The headphone jack has a connection problem - loose/broken solder joints, corroded connectors, and/or worn contacts.

This sentence confirms the diagnosis:

To fix the problems I have to wiggle the cord back and forth until the computer is satisfied.

If you have to take a physical action to solve a problem, it's a physical problem. By wiggling it back and forth, you're making sure there's a good connection, but after a while it will lose it's connection again.

To fix this, you need to replace the headphone jack and this means electronics rework. There are shops that specialize in this type of work and even though it's an Apple, it can be done and the shop doesn't need to be "authorized."

If you decide not to fix it, you can use a Bluetooth headset or get a USB DAC that will allow you to connect your analog sound devices to a USB interface.

  • Right, but I was hoping to get clarification on what to actually do to fix the issue. Is there anything I can do non-destructively, or without opening the computer up and/or bringing it to a repair shop?
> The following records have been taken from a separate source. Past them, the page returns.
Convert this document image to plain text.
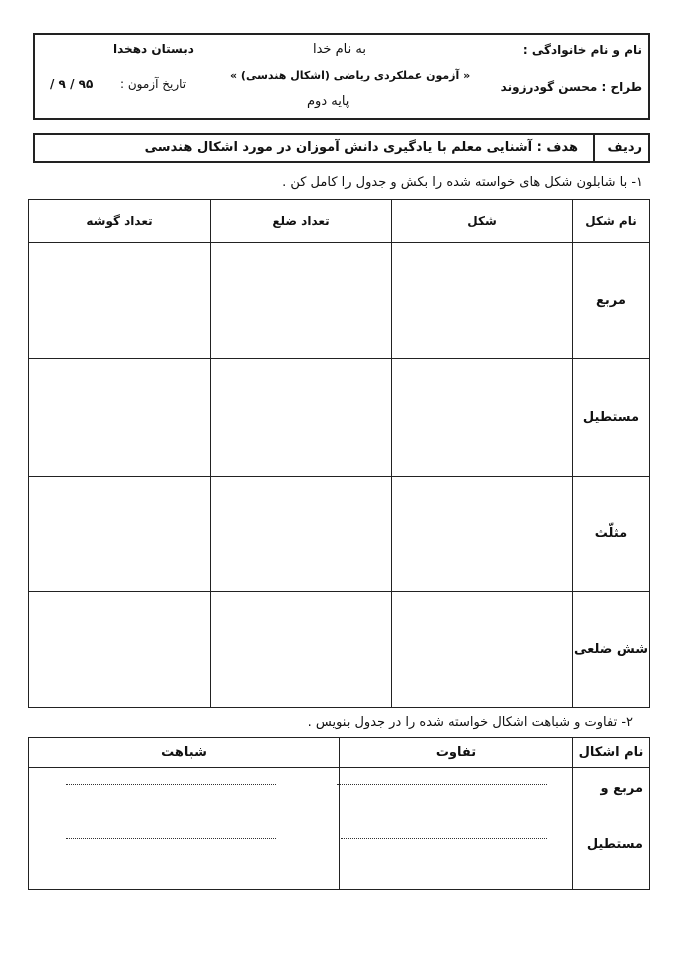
نام و نام خانوادگی :
طراح : محسن گودرزوند
به نام خدا
« آزمون عملکردی ریاضی (اشکال هندسی) »
پایه دوم
دبستان دهخدا
تاریخ آزمون :
/ ۹ / ۹۵
ردیف
هدف : آشنایی معلم با یادگیری دانش آموزان در مورد اشکال هندسی
۱- با شابلون شکل های خواسته شده را بکش و جدول را کامل کن .
نام شکل	شکل	تعداد ضلع	تعداد گوشه
مربع			
مستطیل			
مثلّث			
شش ضلعی			
۲- تفاوت و شباهت اشکال خواسته شده را در جدول بنویس .
نام اشکال	تفاوت	شباهت

مربع و
مستطیل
Nov 6, 2020 at 15:41
  • "Non destructively?" What's destructive about opening a computer and repairing it? You either have to fix it or you go around it. This is like saying the radio in your car stopped working and you are looking to get it working again without removing it from the dash. Unless you take it out and put a new or fixed on in it's place, your only other option is to bring in a different device and use that.
    – Allan
    Nov 6, 2020 at 15:47
  • Mostly that I don't especially have the tools on hand to open the computer. That clears up my question, I think, thanks. Nov 6, 2020 at 15:50
  • I found this $60 USB audio DAC much less expensive than multiple hundreds of dollars for a fix to a broken 3.5mm jack on an iMac. Disclaimer: satisfied user of Behringer products: no financial or other ties.
    – IconDaemon
    Nov 6, 2020 at 17:13
  • Some folks like to get things fixed just because - I'm sorta like that. I use a Behringer USB DAC with my iMac and a Bose Wave Radio because the 3.5mm jack on it sucks - so much noise and popping. I liked the DAC so much, I bought a couple more for my other machines (Dell boxes) with built in audio and it solved the pops and scratches you'd hear when trying to adjust the volume. I never liked the onboard audio any mfg put on their motherboards (including Apple).